The result is a system that rewards states for expanding enrollment while failing to verify whether beneficiaries and providers actually qualify for the program.

During the pandemic, those vulnerabilities became far more severe. Federal rules effectively barred states from removing ineligible beneficiaries from Medicaid. As a result, enrollment surged from roughly 70 million Americans in early 2020 to more than 94 million by 2023.

The complexity of Medicaid only compounds the problem. The program is jointly administered by federal agencies, state governments, managed-care organizations, contractors and thousands of providers.

No single entity sees the entire picture.

Fragmented oversight creates opportunities for dishonest actors to exploit the gaps.
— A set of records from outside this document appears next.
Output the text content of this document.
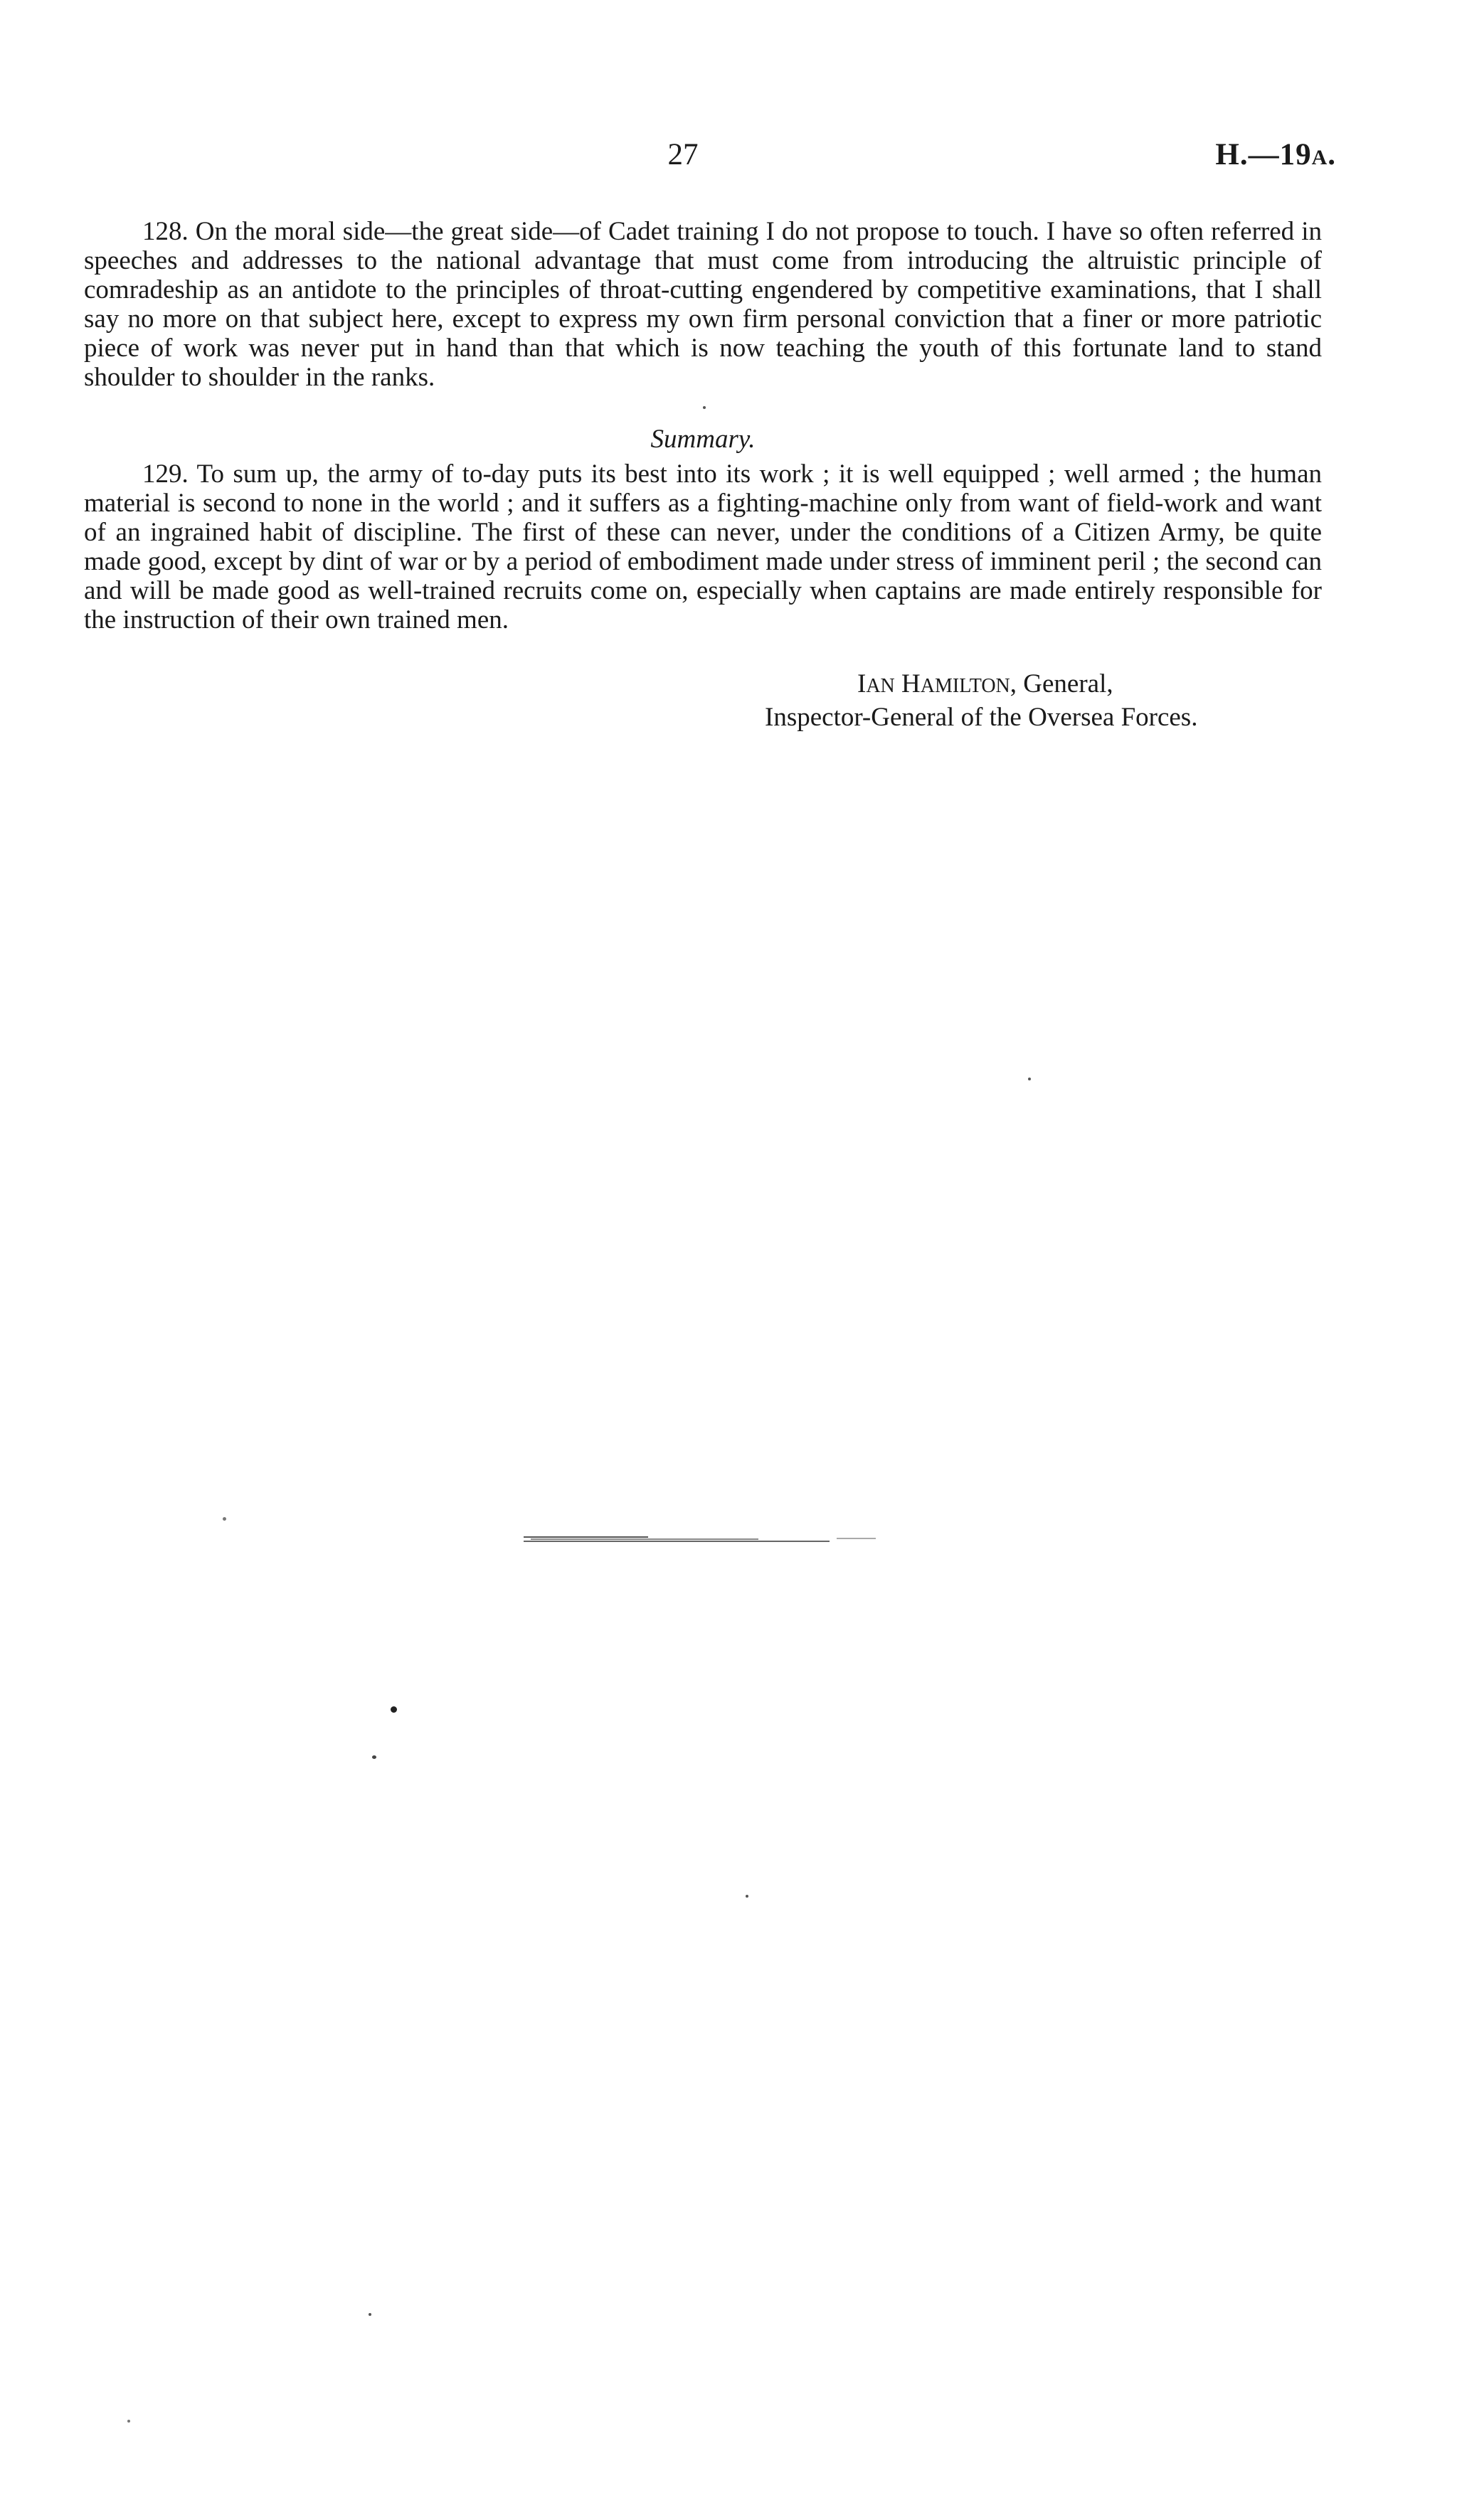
27	H.—19A.

128. On the moral side—the great side—of Cadet training I do not propose to touch. I have so often referred in speeches and addresses to the national advantage that must come from introducing the altruistic principle of comradeship as an antidote to the principles of throat-cutting engendered by competitive examinations, that I shall say no more on that subject here, except to express my own firm personal conviction that a finer or more patriotic piece of work was never put in hand than that which is now teaching the youth of this fortunate land to stand shoulder to shoulder in the ranks.

Summary.

129. To sum up, the army of to-day puts its best into its work ; it is well equipped ; well armed ; the human material is second to none in the world ; and it suffers as a fighting-machine only from want of field-work and want of an ingrained habit of discipline. The first of these can never, under the conditions of a Citizen Army, be quite made good, except by dint of war or by a period of embodiment made under stress of imminent peril ; the second can and will be made good as well-trained recruits come on, especially when captains are made entirely responsible for the instruction of their own trained men.

IAN HAMILTON, General,
Inspector-General of the Oversea Forces.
To date, policymakers have failed to attack Medicaid’s fraud problem with anything like the aggressiveness it demands. Vice President Vance’s initiative signals a welcome shift in priorities.

The administration is not merely prosecuting isolated bad actors. By tying federal funding more directly to anti-fraud efforts, it is attempting to change the incentives that have long allowed weak oversight and improper payments to persist.

Every dollar lost to fraud, improper payments or ineligible enrollment is a dollar unavailable for low-income children, pregnant women, the disabled and vulnerable seniors—the populations Medicaid was created to serve.

Preserving the program’s long-term integrity will require states to strengthen oversight, enforce eligibility rules and treat improper payments as serious policy failures rather than a manageable cost of doing business.